Juan pensó que era el fin. La posibilidad de saldar sus deudas y evitar que las pirañas que acechaban su hogar se lo quitaran todo se había esfumado, como lo estaba haciendo el humo de sus tierras. Con el fuego de la noche aún en la mirada, llevado por el dolor y la rabia, se dirigió hacia la zona de la alambrada que el día anterior habían derribado sus vacas. Por primera vez pisó el maldito sendero, y una fiera indomable se despertó en su interior. Adela lo vio llegar desde el pajar y al verlo en semejante estado, negro de hollín y de ira, lo obligó a entrar. La historia se repitió.

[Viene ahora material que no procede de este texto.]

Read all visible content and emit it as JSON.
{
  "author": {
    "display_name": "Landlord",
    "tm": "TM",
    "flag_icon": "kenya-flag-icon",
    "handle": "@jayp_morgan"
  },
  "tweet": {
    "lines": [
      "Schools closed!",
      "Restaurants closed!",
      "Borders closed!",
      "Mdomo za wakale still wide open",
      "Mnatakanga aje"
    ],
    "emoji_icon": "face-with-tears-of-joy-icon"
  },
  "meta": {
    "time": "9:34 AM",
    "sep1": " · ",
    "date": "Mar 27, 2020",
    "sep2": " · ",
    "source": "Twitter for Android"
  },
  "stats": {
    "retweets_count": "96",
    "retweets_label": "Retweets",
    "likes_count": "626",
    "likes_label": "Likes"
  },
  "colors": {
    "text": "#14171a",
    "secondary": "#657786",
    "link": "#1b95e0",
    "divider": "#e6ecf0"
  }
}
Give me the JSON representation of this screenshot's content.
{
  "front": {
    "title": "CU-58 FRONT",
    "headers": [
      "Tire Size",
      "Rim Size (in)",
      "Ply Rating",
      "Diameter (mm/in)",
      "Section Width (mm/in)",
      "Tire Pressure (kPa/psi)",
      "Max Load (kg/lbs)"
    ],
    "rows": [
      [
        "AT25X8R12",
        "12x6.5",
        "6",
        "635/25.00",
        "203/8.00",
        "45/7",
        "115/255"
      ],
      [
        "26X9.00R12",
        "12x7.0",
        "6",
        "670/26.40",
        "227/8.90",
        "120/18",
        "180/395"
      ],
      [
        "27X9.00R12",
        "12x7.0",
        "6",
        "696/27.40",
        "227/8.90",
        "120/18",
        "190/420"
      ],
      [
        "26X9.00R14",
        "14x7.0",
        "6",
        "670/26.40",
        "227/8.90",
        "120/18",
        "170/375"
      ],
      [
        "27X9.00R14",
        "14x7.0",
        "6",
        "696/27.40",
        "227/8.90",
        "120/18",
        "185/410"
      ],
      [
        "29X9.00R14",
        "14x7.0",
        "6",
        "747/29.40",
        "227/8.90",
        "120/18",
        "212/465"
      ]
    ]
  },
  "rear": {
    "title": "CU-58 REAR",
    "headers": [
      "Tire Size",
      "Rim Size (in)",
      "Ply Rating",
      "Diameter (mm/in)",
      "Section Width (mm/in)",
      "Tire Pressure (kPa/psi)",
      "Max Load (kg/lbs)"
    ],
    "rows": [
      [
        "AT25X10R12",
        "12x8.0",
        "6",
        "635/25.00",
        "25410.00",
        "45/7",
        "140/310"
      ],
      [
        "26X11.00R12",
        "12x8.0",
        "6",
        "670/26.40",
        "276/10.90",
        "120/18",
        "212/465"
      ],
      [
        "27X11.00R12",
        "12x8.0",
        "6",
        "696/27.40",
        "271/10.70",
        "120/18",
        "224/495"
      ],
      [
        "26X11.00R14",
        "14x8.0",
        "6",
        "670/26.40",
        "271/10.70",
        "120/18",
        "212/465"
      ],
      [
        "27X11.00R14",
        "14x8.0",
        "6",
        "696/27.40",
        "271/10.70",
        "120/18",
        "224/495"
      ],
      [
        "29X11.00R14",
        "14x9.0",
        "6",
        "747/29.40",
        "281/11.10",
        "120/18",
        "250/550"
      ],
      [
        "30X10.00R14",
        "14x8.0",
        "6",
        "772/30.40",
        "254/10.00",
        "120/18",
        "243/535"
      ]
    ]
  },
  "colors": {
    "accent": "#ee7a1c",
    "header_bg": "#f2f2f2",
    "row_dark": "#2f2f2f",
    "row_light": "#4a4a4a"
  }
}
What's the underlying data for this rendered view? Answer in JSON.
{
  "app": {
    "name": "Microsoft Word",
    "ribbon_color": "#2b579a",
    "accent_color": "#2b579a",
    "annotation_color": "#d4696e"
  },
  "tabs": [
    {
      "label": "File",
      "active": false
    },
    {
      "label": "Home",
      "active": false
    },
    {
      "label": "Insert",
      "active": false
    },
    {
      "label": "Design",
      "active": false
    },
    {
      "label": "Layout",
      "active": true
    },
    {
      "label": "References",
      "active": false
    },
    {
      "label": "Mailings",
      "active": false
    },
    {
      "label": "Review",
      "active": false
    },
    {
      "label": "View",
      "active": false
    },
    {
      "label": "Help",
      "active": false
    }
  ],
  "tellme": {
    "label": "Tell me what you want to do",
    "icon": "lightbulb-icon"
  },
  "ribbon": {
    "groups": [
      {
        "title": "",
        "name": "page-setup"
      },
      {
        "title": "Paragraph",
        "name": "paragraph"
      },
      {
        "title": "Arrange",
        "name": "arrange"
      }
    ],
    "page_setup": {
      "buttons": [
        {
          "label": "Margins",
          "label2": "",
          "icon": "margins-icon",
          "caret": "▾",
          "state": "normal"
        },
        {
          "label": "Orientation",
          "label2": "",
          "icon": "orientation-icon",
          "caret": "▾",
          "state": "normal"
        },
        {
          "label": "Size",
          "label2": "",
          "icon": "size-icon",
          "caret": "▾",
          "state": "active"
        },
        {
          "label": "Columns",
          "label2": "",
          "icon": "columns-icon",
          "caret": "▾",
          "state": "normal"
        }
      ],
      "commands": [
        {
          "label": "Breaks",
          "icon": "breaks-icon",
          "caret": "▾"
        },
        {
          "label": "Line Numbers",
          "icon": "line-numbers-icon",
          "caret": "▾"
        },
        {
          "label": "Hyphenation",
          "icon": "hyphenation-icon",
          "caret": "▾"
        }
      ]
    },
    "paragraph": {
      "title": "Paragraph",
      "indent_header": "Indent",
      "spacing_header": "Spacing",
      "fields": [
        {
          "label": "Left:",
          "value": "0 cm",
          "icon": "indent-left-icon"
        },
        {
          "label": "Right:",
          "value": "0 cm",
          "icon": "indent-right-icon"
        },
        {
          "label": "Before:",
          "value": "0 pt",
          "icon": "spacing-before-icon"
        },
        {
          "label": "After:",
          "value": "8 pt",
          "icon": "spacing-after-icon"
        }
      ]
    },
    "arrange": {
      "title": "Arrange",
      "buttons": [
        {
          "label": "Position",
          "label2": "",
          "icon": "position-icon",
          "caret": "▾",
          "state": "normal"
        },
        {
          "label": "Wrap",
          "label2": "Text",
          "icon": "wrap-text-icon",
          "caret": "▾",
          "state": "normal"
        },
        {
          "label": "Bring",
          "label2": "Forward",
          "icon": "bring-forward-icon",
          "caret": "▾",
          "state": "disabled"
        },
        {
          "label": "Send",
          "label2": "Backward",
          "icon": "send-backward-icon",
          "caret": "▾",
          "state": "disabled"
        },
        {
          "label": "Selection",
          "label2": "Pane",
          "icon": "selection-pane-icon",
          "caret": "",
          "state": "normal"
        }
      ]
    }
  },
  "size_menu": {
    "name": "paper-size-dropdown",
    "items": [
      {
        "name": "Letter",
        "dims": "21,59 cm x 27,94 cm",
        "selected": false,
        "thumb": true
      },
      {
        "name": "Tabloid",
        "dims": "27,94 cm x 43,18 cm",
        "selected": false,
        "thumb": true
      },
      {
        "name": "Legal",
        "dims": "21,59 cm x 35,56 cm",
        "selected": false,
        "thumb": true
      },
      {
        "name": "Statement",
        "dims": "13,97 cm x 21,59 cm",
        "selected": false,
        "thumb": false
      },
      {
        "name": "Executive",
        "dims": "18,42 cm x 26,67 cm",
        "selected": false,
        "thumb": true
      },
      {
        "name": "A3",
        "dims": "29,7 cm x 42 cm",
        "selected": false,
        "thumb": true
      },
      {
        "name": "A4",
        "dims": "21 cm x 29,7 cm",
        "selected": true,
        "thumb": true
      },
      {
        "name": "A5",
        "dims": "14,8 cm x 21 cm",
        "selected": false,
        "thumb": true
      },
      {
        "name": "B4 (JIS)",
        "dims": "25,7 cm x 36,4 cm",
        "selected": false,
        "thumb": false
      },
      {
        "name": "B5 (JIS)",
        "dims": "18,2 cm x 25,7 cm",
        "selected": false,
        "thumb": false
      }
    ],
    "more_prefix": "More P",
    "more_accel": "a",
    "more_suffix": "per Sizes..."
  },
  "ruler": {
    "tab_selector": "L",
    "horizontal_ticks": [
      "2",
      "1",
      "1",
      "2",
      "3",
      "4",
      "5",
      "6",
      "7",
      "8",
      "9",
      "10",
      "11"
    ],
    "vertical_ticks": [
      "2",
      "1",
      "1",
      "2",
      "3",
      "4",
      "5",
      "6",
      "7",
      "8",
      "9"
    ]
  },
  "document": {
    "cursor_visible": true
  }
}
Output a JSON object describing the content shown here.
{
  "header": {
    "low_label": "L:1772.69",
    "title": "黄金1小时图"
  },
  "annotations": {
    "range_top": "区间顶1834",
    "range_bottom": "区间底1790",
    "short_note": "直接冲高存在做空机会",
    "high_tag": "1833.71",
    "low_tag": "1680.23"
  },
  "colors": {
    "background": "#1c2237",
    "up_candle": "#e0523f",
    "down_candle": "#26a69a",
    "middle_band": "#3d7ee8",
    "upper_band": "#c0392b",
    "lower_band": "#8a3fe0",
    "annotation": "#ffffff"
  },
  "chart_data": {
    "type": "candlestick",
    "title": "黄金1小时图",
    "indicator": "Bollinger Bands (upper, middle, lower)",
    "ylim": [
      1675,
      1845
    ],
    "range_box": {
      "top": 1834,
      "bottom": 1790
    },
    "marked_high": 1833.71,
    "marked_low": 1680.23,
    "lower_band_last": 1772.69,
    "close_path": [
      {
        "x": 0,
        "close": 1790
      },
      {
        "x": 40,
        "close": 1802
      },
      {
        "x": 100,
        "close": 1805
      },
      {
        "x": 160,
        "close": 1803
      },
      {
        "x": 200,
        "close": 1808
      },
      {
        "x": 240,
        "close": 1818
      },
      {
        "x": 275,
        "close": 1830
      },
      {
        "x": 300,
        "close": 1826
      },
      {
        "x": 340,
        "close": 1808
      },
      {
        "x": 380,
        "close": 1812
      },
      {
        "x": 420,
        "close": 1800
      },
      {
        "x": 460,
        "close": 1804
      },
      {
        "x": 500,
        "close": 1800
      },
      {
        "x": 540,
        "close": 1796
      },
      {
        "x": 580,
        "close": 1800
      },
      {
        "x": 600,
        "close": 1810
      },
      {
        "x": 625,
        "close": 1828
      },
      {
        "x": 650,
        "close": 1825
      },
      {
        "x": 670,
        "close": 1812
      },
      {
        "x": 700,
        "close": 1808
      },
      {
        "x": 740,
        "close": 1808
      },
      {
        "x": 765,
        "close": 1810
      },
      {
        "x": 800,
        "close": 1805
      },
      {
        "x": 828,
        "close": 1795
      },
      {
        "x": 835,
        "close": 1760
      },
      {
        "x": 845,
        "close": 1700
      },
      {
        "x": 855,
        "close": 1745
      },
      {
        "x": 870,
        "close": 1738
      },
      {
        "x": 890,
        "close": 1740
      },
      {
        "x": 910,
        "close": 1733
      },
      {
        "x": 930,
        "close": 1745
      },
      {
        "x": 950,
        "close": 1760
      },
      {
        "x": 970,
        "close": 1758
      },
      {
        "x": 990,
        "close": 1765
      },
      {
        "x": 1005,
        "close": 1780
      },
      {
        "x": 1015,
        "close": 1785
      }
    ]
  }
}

—Tranquilízate Juan. No ha sido Diego. Llegó esta mañana después de estar dos días en la capital —le decía Adela mientras lo abrazaba y él rompía a llorar como un niño.

Y así fue como su desgracia se convirtió en la desgracia de Adela; al ser sorprendida por su marido abrazando a otro en el pajar.

Lo que Juan no podía imaginar era que el causante de aquel panorama dantesco había sido su propio hijo, un del Valle al fin y al cabo. Estaba alimentando a uno de aquellos cuervos en su propia casa.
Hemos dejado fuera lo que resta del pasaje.